At least at present, the only benefit I see to Lennart in dropping minority config files is saving work, and I don't particularly begrudge him that.
As a thought experiment, if every Linux distro, everywhere, switches to systemd format for configuration files, do we really lose anything? Does it actually matter, or is it just resistance to change? Perhaps a feeling of losing a competition?
tl;dr version: I don't see any reason for a big emotional investment in config files. Am I missing something?
Posted Jan 28, 2013 17:44 UTC (Mon) by sorpigal (subscriber, #36106)
The same argument can be made from other distro viewpoints regarding /etc/syscofnig/, I imagine, but I know Debian and used it for my example.
Some of the emotional reaction comes, I think, from a feeling of being put upon by a heavy handed outsider. Who is Lennart (or what is systemd, if you prefer to say it that way) to come in to my distro and declare that my distro's config files are "old" and in need of replacement when I and my cohorts carefully chose a good way of solving the problem that has now been working for years?
"You are nonstandard, you will be assimilated. Your technological distinctiveness will be added to our own." --systemd, addressing udev, cron, initd, Debian, Suse, etc.
Posted Jan 28, 2013 18:07 UTC (Mon) by malor (subscriber, #2973)
That said, I don't think putting locale.conf in /etc is that big a deal. There's plenty of other system-wide conf files in there; there's never been a full transition. The timezone file is in /etc, as an example, and I'd call that almost exactly identical in scope. I see no logical reason for timezone to be in /etc, with locale in /etc/default, but that's how it presently is. It seems likely to be backward compatibility driving that choice, rather than technical merit or logical consistency.

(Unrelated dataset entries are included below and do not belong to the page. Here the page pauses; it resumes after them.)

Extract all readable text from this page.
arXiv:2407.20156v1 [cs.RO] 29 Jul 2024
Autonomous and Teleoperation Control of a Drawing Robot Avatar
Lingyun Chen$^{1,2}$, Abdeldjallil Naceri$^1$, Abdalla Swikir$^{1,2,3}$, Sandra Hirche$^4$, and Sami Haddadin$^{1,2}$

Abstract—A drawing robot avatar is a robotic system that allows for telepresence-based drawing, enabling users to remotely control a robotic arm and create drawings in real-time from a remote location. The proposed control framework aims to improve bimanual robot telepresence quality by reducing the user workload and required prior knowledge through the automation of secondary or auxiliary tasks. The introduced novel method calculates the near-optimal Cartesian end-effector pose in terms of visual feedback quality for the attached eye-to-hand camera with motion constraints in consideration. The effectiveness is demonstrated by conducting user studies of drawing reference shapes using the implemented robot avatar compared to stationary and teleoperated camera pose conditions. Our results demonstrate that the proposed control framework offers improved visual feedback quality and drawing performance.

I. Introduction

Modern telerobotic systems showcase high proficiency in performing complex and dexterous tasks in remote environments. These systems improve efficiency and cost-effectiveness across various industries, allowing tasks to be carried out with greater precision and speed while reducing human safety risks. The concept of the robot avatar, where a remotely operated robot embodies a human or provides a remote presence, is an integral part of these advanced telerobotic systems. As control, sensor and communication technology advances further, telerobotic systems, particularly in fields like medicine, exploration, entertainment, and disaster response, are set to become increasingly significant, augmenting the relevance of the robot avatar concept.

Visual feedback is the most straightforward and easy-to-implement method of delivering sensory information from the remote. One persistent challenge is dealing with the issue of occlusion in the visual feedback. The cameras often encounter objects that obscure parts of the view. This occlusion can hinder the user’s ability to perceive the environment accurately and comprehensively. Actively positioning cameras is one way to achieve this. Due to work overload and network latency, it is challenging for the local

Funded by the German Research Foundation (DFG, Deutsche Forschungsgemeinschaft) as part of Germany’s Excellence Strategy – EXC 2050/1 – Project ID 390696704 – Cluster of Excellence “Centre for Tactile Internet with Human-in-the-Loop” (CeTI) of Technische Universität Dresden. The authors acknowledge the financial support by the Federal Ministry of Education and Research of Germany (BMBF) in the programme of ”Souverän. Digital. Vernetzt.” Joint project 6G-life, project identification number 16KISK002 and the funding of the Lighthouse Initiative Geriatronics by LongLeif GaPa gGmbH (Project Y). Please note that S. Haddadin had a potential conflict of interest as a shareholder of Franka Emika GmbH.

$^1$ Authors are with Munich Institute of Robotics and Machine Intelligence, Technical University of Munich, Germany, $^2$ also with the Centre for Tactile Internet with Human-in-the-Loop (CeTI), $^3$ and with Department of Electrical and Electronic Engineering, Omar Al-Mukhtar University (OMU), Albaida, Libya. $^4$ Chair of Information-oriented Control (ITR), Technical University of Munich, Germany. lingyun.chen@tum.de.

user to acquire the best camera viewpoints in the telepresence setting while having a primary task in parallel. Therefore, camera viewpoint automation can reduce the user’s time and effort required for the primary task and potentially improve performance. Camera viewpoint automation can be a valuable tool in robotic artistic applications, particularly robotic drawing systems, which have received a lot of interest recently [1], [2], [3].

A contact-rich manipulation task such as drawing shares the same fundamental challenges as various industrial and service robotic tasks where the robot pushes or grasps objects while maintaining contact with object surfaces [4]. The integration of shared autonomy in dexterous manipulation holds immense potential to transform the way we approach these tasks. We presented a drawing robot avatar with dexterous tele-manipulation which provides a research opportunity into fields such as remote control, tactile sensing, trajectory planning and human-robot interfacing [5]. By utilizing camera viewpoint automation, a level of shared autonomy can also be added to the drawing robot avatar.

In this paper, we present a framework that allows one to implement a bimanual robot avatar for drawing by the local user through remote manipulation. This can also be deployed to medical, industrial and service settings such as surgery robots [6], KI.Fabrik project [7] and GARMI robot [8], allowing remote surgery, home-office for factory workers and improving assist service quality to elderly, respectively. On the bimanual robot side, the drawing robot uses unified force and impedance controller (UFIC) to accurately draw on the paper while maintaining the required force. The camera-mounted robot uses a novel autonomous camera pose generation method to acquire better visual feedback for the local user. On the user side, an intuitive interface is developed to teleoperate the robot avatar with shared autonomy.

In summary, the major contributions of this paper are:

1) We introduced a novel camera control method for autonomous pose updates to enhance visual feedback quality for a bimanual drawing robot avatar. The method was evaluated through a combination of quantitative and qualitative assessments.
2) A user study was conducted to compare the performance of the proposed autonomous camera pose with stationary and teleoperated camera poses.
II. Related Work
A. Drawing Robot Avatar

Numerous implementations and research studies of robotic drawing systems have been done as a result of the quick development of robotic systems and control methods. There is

Like all other flavors of Unix, Debian is sloppy about where it puts configuration.... look at all the crap under /var/run, as an example. As much as I like it, and as much as I use it, I don't think we should try to paint it as the shining city on the hill. It's actually quite messy.

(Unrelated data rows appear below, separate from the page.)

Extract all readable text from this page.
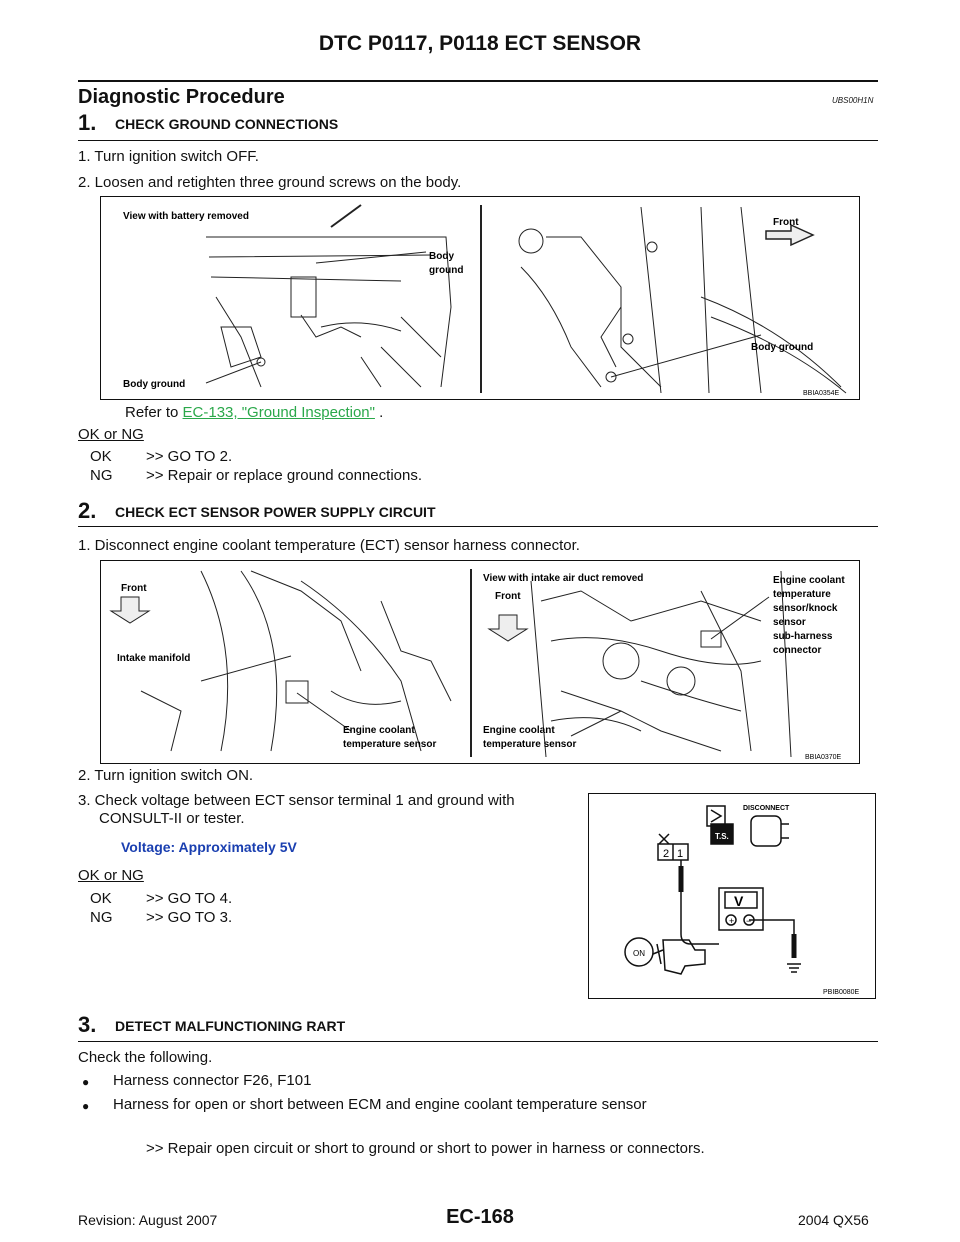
DTC P0117, P0118 ECT SENSOR
Diagnostic Procedure	UBS00H1N
1. CHECK GROUND CONNECTIONS
1. Turn ignition switch OFF.
2. Loosen and retighten three ground screws on the body.
View with battery removed
Body
ground
Body ground
Front
Body ground
BBIA0354E
Refer to EC-133, "Ground Inspection" .
OK or NG
OK >> GO TO 2.
NG >> Repair or replace ground connections.
2. CHECK ECT SENSOR POWER SUPPLY CIRCUIT
1. Disconnect engine coolant temperature (ECT) sensor harness connector.
Front
Intake manifold
Engine coolant
temperature sensor
View with intake air duct removed
Front
Engine coolant
temperature
sensor/knock
sensor
sub-harness
connector
Engine coolant
temperature sensor
BBIA0370E
2. Turn ignition switch ON.
3. Check voltage between ECT sensor terminal 1 and ground with
CONSULT-II or tester.
Voltage: Approximately 5V
OK or NG
OK >> GO TO 4.
NG >> GO TO 3.
DISCONNECT
T.S.
2 1
V
+ −
ON
PBIB0080E
3. DETECT MALFUNCTIONING RART
Check the following.
● Harness connector F26, F101
● Harness for open or short between ECM and engine coolant temperature sensor
>> Repair open circuit or short to ground or short to power in harness or connectors.
Revision: August 2007	EC-168	2004 QX56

In this particular case, I guess I'd just sort of shrug and use symlinks. We can either stick them in default and link to them from /etc, or the other way around. I don't see it as being that big a deal.

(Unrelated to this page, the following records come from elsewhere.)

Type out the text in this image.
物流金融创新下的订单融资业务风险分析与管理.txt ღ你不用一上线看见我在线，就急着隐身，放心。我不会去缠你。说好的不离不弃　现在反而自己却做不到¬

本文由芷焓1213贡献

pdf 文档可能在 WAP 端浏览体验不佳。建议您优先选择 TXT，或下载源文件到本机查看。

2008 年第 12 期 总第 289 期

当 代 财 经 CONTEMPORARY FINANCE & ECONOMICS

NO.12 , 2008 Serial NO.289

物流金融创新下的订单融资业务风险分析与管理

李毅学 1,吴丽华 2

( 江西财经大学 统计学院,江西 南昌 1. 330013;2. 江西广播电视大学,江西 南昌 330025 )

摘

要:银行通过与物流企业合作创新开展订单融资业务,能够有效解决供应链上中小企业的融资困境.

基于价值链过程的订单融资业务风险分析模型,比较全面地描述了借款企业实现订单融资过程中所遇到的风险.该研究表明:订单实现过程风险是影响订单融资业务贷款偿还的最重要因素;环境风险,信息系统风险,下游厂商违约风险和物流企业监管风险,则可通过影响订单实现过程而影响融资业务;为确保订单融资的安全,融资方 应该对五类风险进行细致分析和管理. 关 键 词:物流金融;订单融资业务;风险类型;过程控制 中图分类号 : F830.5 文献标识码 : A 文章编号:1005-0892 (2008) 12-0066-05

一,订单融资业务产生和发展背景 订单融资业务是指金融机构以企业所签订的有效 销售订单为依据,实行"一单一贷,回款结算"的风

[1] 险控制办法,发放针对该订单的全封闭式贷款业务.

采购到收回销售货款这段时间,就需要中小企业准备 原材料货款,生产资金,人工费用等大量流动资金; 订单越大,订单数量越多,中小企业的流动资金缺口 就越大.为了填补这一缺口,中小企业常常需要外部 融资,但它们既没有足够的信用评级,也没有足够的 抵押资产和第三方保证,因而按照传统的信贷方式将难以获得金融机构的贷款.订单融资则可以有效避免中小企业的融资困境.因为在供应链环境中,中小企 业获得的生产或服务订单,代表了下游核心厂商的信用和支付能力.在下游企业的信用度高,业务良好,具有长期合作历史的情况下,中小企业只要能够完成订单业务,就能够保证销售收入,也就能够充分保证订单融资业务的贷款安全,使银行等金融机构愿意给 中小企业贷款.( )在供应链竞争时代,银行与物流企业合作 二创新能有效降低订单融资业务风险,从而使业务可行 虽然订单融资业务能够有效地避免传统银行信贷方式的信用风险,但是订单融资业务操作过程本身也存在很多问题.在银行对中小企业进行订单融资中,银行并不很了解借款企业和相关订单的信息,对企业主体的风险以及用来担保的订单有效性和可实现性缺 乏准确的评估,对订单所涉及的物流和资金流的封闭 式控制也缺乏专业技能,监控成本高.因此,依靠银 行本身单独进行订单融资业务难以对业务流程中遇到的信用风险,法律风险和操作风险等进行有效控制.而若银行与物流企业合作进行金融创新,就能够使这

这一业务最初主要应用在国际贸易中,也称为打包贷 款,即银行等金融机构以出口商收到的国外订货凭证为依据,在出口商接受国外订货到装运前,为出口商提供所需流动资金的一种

Yeah, maybe it's a little rude on Poettering's part, but meh, not worth worrying about that much. Adding one more tiny inconsistency to a distro that already has so many doesn't strike me as a major aesthetic affront. You can argue that we'll never get to the hill if we keep moving away from it, but I don't think a symlink is really moving away.
That said, it seems a little silly for Poettering to refuse a patch to look in one more directory.